Jennifer Rockvoan (31:12):

Thanks, Hos. Thanks for being so open and sharing your experience with headless WordPress on VIP. We’re seeing a lot more companies that want to do just as you described at WordPress VIP. We’ve been working pretty hard to make this a lot easier. We just announced a new set of capabilities that should simplify running headless environments.

David Hostetter (31:36):

That’s fantastic. We’re excited to have been apart of helping, I think, WordPress really grow in this last couple of years with us together and launching a really, really comprehensive set of tools and services to help anybody coming into this world of headless and decoupled systems take those next big steps.

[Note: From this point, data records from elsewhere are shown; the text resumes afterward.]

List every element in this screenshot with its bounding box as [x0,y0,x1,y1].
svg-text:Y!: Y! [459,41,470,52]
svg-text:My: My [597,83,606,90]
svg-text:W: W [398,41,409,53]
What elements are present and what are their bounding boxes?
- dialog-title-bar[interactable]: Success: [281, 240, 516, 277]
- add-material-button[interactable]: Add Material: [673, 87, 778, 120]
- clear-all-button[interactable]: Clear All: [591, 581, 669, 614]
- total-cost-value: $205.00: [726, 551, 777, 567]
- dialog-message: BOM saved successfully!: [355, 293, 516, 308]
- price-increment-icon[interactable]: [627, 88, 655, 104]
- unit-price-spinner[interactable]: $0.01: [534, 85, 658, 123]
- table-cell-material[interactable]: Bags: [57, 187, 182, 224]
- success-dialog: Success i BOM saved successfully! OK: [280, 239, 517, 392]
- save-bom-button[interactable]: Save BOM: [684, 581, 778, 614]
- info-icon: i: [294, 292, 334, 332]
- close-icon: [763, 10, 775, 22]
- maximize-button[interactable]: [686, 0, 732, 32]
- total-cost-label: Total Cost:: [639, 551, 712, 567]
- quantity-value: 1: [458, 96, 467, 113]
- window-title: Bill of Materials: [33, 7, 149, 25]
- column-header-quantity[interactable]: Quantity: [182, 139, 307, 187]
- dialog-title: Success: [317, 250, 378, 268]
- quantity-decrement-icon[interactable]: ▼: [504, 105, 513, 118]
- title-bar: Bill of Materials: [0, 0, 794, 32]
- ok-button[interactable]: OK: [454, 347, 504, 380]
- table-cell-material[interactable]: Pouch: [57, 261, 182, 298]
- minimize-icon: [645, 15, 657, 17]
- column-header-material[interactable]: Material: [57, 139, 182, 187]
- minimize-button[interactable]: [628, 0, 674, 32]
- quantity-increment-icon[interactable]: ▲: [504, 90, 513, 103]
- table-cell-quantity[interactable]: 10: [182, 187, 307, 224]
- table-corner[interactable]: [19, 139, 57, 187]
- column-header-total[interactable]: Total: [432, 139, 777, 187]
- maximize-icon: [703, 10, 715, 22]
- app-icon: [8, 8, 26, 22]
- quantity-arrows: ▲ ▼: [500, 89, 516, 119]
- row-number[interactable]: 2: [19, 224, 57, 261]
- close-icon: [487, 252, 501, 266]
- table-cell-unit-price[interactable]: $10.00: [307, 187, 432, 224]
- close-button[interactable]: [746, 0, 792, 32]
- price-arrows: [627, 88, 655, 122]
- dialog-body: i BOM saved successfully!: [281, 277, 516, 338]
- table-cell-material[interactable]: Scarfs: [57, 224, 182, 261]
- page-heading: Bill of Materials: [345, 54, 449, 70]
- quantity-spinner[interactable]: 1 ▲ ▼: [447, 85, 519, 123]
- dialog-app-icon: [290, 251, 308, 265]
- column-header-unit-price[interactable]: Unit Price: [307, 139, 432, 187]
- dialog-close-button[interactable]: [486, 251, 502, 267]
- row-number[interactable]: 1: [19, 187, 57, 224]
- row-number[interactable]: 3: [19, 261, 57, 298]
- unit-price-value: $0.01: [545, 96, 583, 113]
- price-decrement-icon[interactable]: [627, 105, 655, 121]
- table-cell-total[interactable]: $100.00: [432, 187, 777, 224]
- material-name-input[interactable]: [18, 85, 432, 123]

Jennifer Rockvoan (31:57):

Thanks again, Hos, for joining us today. Do you have any closing thoughts?

David Hostetter (31:58):

Yeah, one of the things, again, that I wanted to bring back up us that it’s not so much about the technology, it’s really about really empowering the journalists. One of the things that we look at across the board is the innovation side of things, is the empowerment and the amplification of this message, of this voice for the voiceless. One of the things at Jazeera that we really try and strive for is looking to create more empathy and more, as opposed to division. When I look at the decisions that we’ve made, it’s really about making the journalist’s life as easy as possible, and so that elegant simplicity, allowing them to get in, get their story published really, really rapidly and make sure that it really is meeting the needs so that because news changes so quickly and it’s happening at light speed, and making sure that the tools that we’ve selected really empower them to get this message out to such a broad and a diverse side of the world, and so taking a couple steps back, that diversity, that empowerment from a company perspective. And really, it’s about, in the end, making a difference. And not about making a difference in terms of creating the news, it’s about reporting the news and really taking it to that next level.

David Hostetter (33:13):

And I’d say these decisions that we made in this last couple years have really allowed us to make it so much easier and so much more effective from a journalistic perspective to take it to that next level. I’m really, really happy with what we’ve been able to achieve. I look forward to an even more enhanced partnership because we’re really now have turned the corner from just building out those foundational pieces to taking those next steps and really giving the journalist the tools to create more long form content, for instance, and also adding this level of personalization that’s unique to Jazeera and really allowing us to innovate in partnership with WordPress VIP to take this to another level to help really give the world this voice for the voiceless.